Albert Serra regala una dosis de cine superlativo en su documental taurino ganador de la Concha de oro en San Sebastián
La verdad no es un concepto abstracto, es un toro que te embiste y al que solo puedes enfrentar con temple. En Tardes de soledad, Albert Serra lo sabe como ninguno y lo filma mejor que nadie.
La tauromaquia, como el cine, es cuestión de mirada, de tiempo, de saber cuándo dar el paso al frente y cuándo dejarse llevar por el destino.
Miles de decisiones son tomadas en milésimas de segundo por los toreros; los matadores agarran el compás del tiempo y colocan sus pasos en el baile con la muerte de la mejor forma posible: la verdadera. Porque no hay trampa ni engaño en una faena.
Hay dolor, sangre, belleza, arte y duelo; y son indivisibles. En el documental del director de Pacifiction esto se entiende perfectamente y la mirada se vuelve absolutamente sincera. El taurino verá belleza, color, estilo y poesía en la arena y el antitaurino muerte y dolor. Ambas miradas tienen verdad, pero solo una parte de esta.
La verdad en el cine
Serra coloca la cámara en sitios donde nunca ha estado antes. Es una obra revolucionaria en escena y mensaje. La verdad del filme atraviesa la pantalla y el espectador solo puede rendirse ante lo que sus ojos ven. Yo he visto un baile entre el toro y el humano: dos elementos increíblemente bellos de la existencia, dos incomprendidos y solitarios sujetos que se encuentran en un baile para matarse.

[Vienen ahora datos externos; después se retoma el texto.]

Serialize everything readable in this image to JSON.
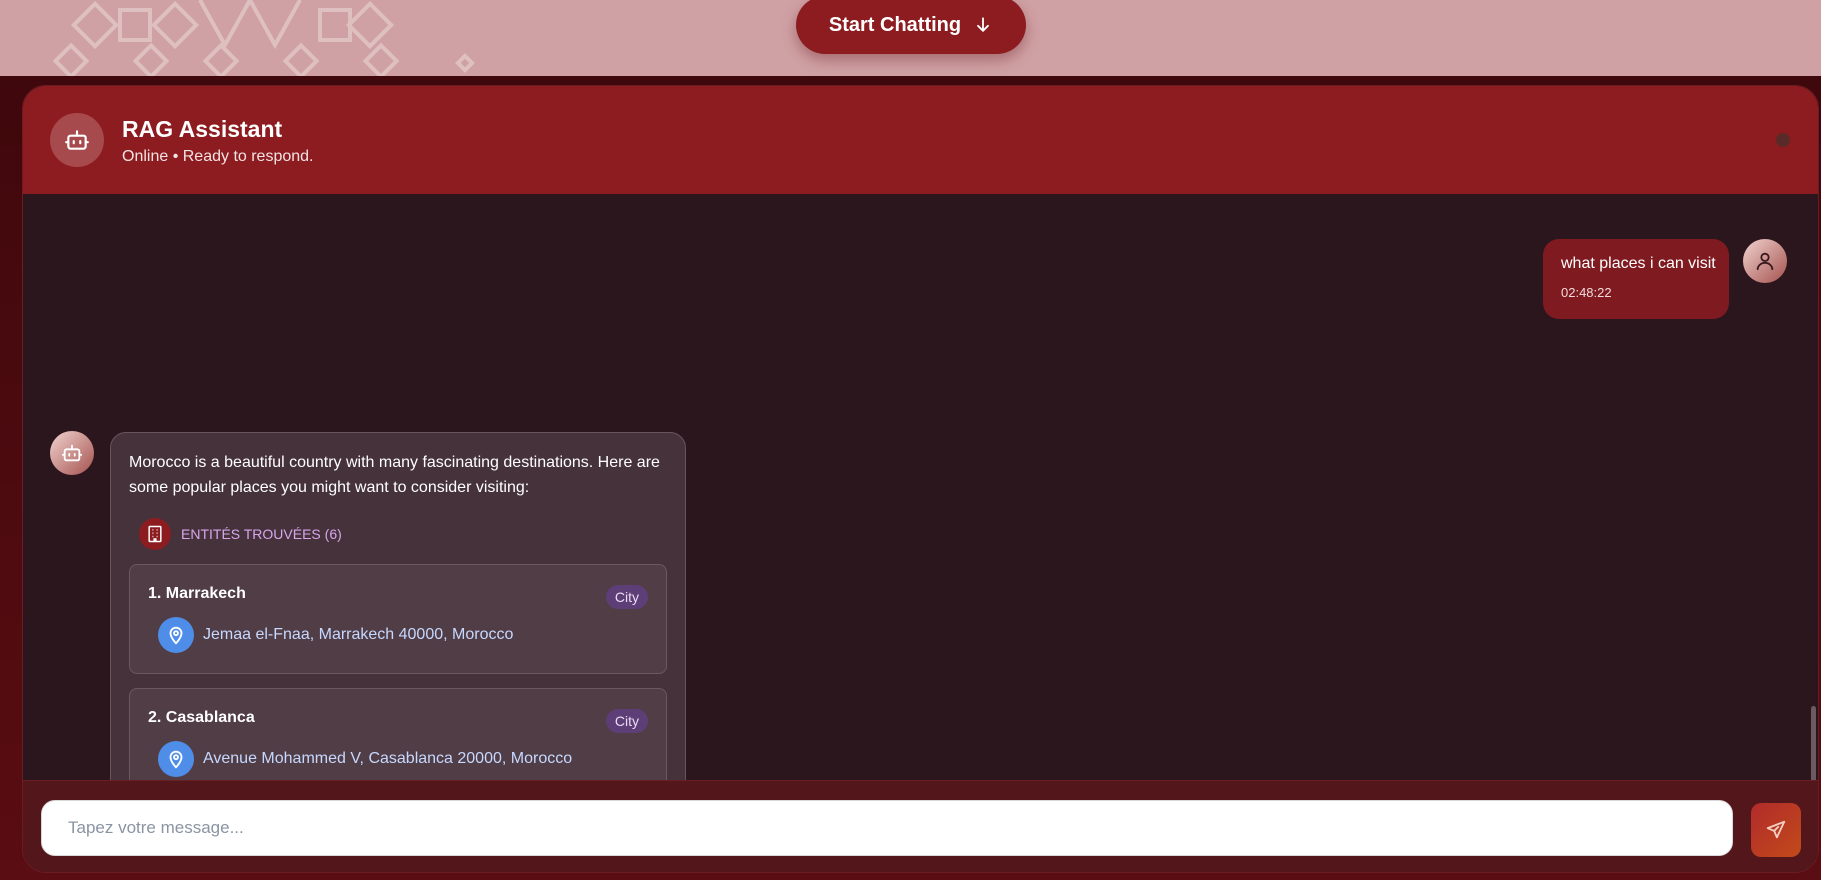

Sin uno no existiría el otro y el cineasta catalán así lo plasma desde la secuencia que abre la película en la que el toro de lidia respira, bravo, en la dehesa y mira al espectador que es cómplice de la extraña belleza que tendrá su muerte.
Serra captura el ritual del torero Andrés Roca Rey en su absoluta desnudez: sin público, sin oropeles, solo el hombre y la bestia en un coso que se convierte en limbo. El toro, con su embestida violenta pero pura, es la encarnación del tiempo que nos devora.
Y Roca Rey, con su estoque y su capote, es el artista que intenta darle forma a ese caos. Es el hombre que enfrenta las tardes de soledad que se alimentan de su alma en un tiempo que ha regalado a su oficio. Porque lo que hace «es verdad».
Así se lo recuerda su cuadrilla tras cada oreja cortada, tras cada cogida, tras cada paso bien dado. Al matador no le valen los aplausos y el cariño de las plazas. Con su mirada busca al toro, solo se comprenden ellos -y tal vez Serra en algunos momentos-. Son los únicos que entienden la verdad de las imágenes, el precio de lo que es bello y la muerte como rutina.
La imagen documental no es tramposa. Duele, emociona, sangra e hipnotiza. Es un regalo e cine honesto: porque si no lo fuera, no valdría la pena.
La película, como una faena lenta y ceremoniosa, se compone de gestos mínimos, de silencios que pesan como una plaza vacía después del triunfo o la tragedia.
La cuadrilla murmura, se ríe, celebra la muerte, manda al diablo y lava las heridas de su héroe. Un héroe que no es colocado como tal ni por él, ni por el toro, ni por el cine. Es más bien un antihéroe, una suerte de toro dado la vuelta, un inadaptado. Un extraterrestre cargado de dolor y con el don de torear la vida y salir a hombros con la muerte.
Serra, como un matador en el último tercio, lleva su cine al límite de la abstracción: imágenes que se mueven entre la pintura de Ribera y el documental etnográfico, entre el realismo y el sueño. Hay sangre, hay arena, hay miradas que lo dicen todo. Y cuando el acero se hunde, el silencio es tan absoluto que uno entiende que, al final, solo importa lo que se ha hecho.
Porque lo que se ha hecho es verdad. Y la verdad es lo único que queda.